On December 29, 2017, the Delaware Chancery Court decided in LSVC Holdings, LLC. v. Vestcom Parent Holdings, Inc. et al. to deny the buyer’s claim for an allocated share of transaction tax deductions (“TTDs”) taken by the seller in a pre-closing tax filing. TTDs include many transactional expenses, such as professional fees and payments for options cancellations or bonuses. Generally, absent contractual modification, pre-closing TTDs benefit the seller, and post-closing TTDs benefit the buyer. As described further below, this case highlights the importance of careful review of transaction documents, as TTDs can dramatically decrease tax obligations for the company eligible to benefit from them.
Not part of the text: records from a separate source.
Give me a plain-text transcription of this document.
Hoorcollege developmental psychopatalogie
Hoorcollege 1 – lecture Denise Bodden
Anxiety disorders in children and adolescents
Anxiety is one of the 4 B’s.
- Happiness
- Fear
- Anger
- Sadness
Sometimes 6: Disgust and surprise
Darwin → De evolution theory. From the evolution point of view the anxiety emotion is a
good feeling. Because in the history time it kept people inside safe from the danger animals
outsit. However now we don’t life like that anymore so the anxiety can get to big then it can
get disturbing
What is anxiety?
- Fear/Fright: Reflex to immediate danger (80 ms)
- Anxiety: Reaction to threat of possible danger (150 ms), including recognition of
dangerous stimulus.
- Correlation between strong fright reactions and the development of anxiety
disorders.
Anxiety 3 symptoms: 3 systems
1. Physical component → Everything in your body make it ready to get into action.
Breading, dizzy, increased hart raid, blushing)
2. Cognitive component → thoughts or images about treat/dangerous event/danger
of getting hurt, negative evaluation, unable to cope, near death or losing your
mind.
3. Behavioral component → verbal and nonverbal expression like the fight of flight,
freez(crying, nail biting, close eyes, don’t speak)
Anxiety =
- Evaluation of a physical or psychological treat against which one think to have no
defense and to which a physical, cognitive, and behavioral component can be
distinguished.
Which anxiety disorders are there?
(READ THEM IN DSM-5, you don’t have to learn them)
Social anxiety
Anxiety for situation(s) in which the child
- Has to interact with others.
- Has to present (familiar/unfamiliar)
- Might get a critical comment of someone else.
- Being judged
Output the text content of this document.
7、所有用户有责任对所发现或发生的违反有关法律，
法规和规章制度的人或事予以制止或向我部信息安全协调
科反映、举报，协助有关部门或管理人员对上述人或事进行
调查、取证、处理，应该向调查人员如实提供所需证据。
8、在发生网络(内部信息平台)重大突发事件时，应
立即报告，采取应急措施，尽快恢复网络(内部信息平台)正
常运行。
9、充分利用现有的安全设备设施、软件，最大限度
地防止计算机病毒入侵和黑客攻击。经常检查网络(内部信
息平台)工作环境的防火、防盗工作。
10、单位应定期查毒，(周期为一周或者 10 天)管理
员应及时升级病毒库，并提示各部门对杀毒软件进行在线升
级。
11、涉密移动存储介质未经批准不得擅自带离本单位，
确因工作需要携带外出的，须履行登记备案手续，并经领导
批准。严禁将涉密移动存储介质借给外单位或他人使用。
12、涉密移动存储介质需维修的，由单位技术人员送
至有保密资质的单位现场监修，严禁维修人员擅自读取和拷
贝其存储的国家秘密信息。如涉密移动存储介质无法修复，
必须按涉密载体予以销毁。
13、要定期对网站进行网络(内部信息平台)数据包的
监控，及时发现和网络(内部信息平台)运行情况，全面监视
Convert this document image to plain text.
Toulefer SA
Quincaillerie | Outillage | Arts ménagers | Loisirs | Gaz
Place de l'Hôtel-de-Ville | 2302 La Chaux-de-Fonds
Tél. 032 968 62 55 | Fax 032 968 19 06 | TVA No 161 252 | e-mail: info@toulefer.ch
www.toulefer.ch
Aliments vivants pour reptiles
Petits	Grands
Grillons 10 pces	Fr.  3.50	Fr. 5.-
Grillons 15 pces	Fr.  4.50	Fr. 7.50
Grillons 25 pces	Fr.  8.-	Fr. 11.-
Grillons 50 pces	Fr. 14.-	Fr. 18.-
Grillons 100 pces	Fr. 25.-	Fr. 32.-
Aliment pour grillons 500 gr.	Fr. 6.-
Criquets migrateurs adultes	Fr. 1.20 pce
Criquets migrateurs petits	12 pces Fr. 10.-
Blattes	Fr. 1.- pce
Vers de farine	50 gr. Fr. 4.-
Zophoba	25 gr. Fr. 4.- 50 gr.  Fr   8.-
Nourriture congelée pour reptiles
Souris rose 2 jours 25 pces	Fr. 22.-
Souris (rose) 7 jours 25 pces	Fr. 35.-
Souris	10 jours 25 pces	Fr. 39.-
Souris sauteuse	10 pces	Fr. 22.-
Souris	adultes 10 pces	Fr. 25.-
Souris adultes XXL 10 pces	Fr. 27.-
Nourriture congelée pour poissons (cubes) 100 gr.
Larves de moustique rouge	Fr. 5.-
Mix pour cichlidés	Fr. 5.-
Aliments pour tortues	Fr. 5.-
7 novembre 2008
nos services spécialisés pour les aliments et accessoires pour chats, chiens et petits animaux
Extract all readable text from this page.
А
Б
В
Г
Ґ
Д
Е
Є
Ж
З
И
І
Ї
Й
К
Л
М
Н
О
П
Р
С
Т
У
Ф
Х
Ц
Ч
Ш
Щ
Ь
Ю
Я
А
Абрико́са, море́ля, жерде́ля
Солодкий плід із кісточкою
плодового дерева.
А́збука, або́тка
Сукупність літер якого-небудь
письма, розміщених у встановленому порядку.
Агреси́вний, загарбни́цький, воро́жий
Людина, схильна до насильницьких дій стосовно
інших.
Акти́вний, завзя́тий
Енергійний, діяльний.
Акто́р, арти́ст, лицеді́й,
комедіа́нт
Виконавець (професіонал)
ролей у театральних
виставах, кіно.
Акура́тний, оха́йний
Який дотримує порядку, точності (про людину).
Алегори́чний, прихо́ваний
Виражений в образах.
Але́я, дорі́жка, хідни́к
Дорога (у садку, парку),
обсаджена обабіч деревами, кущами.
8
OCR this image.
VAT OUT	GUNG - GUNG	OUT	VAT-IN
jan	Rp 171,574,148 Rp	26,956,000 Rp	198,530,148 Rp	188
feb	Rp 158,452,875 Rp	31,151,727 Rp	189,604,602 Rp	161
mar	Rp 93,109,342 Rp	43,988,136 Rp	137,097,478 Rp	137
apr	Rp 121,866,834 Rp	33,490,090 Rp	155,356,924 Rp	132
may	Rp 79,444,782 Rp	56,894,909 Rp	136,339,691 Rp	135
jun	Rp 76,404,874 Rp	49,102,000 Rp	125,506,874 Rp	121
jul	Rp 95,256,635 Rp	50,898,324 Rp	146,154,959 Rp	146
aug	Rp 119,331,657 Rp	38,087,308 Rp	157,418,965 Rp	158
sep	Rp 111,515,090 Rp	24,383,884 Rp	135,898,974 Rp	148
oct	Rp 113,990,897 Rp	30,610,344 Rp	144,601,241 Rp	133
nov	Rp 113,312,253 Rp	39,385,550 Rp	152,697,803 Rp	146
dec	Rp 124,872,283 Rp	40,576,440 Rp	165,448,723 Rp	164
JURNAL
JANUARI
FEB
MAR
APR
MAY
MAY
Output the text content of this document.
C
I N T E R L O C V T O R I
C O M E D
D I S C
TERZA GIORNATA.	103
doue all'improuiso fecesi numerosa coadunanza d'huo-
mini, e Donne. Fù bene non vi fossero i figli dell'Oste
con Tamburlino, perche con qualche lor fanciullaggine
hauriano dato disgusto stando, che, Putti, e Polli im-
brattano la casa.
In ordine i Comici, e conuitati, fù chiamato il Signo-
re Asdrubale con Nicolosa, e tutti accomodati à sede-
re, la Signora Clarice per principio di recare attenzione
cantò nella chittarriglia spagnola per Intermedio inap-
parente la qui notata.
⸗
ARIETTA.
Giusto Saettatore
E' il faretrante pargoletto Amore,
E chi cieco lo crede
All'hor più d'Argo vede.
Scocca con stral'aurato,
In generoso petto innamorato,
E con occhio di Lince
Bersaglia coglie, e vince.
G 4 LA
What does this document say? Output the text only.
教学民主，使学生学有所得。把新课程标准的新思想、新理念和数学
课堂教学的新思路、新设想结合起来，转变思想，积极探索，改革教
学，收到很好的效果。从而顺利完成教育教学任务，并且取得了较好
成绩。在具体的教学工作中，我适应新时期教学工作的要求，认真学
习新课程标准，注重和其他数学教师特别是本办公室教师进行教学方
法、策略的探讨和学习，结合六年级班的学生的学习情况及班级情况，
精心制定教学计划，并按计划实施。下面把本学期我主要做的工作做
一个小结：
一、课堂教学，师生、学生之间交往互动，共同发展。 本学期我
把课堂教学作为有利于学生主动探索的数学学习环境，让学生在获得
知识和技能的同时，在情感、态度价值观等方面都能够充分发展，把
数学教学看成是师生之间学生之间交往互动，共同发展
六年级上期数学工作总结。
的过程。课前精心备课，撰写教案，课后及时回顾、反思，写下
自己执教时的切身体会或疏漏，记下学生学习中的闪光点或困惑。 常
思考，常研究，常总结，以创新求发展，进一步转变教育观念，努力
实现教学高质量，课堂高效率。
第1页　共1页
The buyer in LSVC Holdings argued that the seller violated the terms of the agreement when the seller deducted the entirety of the TTDs on its pre-closing estimated tax filing. The buyer had two main arguments. First, it argued that a tax covenant in the agreement requiring the buyer to pay to the seller 50% of the value of any post-closing refunds or reductions in taxable income arising from TTDs also required the seller to abstain from deducting 50% of TTDs pre-closing (or, alternatively, to pay the benefit of 50% of those TTDs to the buyer) (“tax-benefit splitting covenant”). Second, the buyer argued that the seller violated another covenant requiring the seller to operate the target in the “ordinary course of business” by taking the deductions pre-closing, as a change in control transaction (and, consequently, any TTDs arising from it) is outside of the ordinary course of business. The Chancery Court rejected both of these arguments.

The Chancery Court determined that seller-defendant Vestcom was entitled to include all TTDs in its pre-closing estimated filing in the fourth quarter of the year in which the deal was estimated to close. In reaching its decision, the Chancery Court first concluded that tax-benefit splitting covenant did not create a reciprocal obligation on the seller, because it only included a mandate on the buyer to pay to the seller 50% of tax benefit arising from TTDs, not the converse.

Second, the Chancery Court declined to hold that significant transactions such as changes in control (and deductions of any associated TTDs) are by their nature out of the ordinary course of business. The court pointed out that the logical extension of plaintiff’s argument was absurd, because all actions taken surrounding the acquisition would breach this covenant under plaintiff’s theory. Instead, the Chancery Court looked to the seller’s past practice, and concluded that the deduction of the TTDs pre-closing is perfectly consistent with the seller’s other tax filing practices and therefore complied with this covenant. It also emphasized that the resulting overpayment of $6 million to the IRS if the seller, Vestcom, did not deduct the TTDs would be highly out of “the ordinary course of business.” The court was particularly convinced by the seller’s CFO, who the court found testified with a “noteworthy degree of candor to the court” that the approach to the TTDs was consistent with the company’s past practice.

This decision highlights the importance of carefully negotiated and drafted provisions in M&A agreements related to the allocation of TTDs (and other tax benefits). Particularly, this case underscores the need to understand the interplay of complex tax provisions in the agreement, ensure that those provisions reflect the intent of both parties, and communicate effectively between counsel and the transaction parties during the course of negotiations. In the instant case, due to a failure of communication, it is possible that the individuals who negotiated the letter of intent had different understandings of the meaning of the tax-benefit splitting covenant. Earlier involvement of counsel and a more focused concentration on understanding and accurately expressing the intent of the parties could have prevented this dispute.

However, even if both parties had agreed on and understood the intended meaning of the tax-benefit splitting covenant, negotiations and drafts exchanged between counsel can override that understanding. In reaching its conclusion, the Chancery Court reviewed not only the agreement, but also the course of negotiations, and expert evidence about standard business practice regarding TTDs. In this case, the negotiation of the drafts by the attorneys may have contradicted prior principal-to-principal discussions, resulting in a material change in the meaning of the tax-benefit splitting covenant. Despite the possibility that the draft reflected an inaccurate understanding of the parties’ intent, the court held that the parties were bound by their agents and the ultimate contract.